Quantum transport simulations are essential for understanding and designing nanoelectronic devices, yet the long-standing trade-off between accuracy and computational efficiency has limited their practical applications. We present DeePTB-NEGF, an integrated framework combining deep learning tight-binding Hamiltonian prediction with non-equilibrium Green's Function methodology to enable accurate quantum transport simulations in open boundary conditions with 2-3 orders of magnitude acceleration.
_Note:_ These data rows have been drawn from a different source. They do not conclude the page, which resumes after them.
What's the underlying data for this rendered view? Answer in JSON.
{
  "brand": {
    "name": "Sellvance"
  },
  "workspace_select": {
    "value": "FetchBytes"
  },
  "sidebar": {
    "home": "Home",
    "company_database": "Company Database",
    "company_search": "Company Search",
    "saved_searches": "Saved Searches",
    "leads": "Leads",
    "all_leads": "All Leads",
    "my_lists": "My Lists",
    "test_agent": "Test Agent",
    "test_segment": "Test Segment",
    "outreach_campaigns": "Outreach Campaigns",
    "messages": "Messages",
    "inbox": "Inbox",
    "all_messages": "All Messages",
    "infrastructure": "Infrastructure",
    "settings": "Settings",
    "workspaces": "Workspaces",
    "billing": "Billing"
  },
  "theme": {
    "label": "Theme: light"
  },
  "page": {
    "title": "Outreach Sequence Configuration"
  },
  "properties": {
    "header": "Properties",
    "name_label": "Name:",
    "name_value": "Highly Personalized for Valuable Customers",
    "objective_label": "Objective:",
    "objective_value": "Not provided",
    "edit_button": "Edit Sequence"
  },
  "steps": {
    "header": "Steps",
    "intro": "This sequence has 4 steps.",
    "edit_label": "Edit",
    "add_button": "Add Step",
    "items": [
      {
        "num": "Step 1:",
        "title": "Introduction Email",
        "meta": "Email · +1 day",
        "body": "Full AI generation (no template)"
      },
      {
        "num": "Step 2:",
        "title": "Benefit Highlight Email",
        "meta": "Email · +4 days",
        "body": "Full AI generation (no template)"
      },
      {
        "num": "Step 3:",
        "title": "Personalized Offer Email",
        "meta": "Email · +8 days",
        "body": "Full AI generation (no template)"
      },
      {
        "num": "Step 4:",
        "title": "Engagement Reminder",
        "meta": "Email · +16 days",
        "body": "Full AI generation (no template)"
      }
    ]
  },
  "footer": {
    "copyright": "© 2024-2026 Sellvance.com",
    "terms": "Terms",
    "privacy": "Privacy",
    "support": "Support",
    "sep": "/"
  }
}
We demonstrate DeePTB-NEGF through two challenging applications: comprehensive break junction simulations with over $10^4$ snapshots, showing excellent agreement with experimental conductance histograms; and carbon nanotube field-effect transistors (CNT-FET) at experimental dimensions, reproducing measured transfer characteristics for a 41 nm channel CNT-FET ($\sim 8000$ atoms, $3\times10^4$ orbitals) and predicting zero-bias transmission spectra for a 180 nm CNT ($\sim 3\times 10^4$ atoms, $10^5$ orbitals), showcasing the framework's capability for large-scale device simulations. Our systematic studies across varying geometries confirm the necessity of simulating realistic experimental structures for precise predictions. DeePTB-NEGF bridges the longstanding gap between first-principles accuracy and computational efficiency, providing a scalable tool for high-throughput and large-scale quantum transport simulations that enables previously inaccessible nanoscale device investigations.